Paradise Harbour, Antarctica
© SinghaphanAllB/Getty Image
The other continent Down Under. Antarctica Day
The most isolated continent in the world, hands down, is the polar desert that is Antarctica, the coldest, driest and windiest continent on Earth. Inhospitable as it sounds, Antarctica is also a place of stunning beauty, as evidenced by this image of Paradise Harbour near the tip of the Antarctic Peninsula. The continent is extremely vulnerable to the effects of climate change, worth remembering today on Antarctica Day, which marks the anniversary of the signing of the 1959 Antarctic Treaty. The international agreement protects Antarctica as a scientific preserve.

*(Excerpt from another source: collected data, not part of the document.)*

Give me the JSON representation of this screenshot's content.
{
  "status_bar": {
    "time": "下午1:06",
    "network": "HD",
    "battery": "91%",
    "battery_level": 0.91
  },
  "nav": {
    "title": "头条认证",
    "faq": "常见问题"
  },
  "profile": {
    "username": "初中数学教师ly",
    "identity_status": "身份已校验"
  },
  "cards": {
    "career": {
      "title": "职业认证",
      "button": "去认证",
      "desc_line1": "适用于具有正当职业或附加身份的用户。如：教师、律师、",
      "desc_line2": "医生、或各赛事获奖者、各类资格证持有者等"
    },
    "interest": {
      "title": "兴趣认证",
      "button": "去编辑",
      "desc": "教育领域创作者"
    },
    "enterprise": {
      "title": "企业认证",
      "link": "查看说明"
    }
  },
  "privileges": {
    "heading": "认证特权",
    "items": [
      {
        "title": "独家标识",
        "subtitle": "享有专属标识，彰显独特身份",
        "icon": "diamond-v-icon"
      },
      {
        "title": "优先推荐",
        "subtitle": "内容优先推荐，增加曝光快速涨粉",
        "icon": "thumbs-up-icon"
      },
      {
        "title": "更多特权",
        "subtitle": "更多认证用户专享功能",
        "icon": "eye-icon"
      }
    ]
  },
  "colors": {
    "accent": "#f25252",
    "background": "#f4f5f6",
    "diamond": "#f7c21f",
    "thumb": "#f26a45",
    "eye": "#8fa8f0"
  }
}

The Antarctic Peninsula is the northernmost part of Antarctica and the closest to South America, making it relatively accessible. Paradise Harbour is one of the most-visited places on the continent, and a regular stop for civilian cruises. The area is home to a colony of penguins and is an excellent place to see glacial calving – where massive ice chunks break away from the edge of the glacier.
While the loss of glacial ice is normal, the process has accelerated at an alarming rate due to global warming. The mile-thick ice sheet that covers Antarctica accounts for 70 per cent of the planet’s supply of fresh water. To put that in perspective, if it all melted, sea levels would rise by 200ft (60m). Without this land of ice, the world would look very different.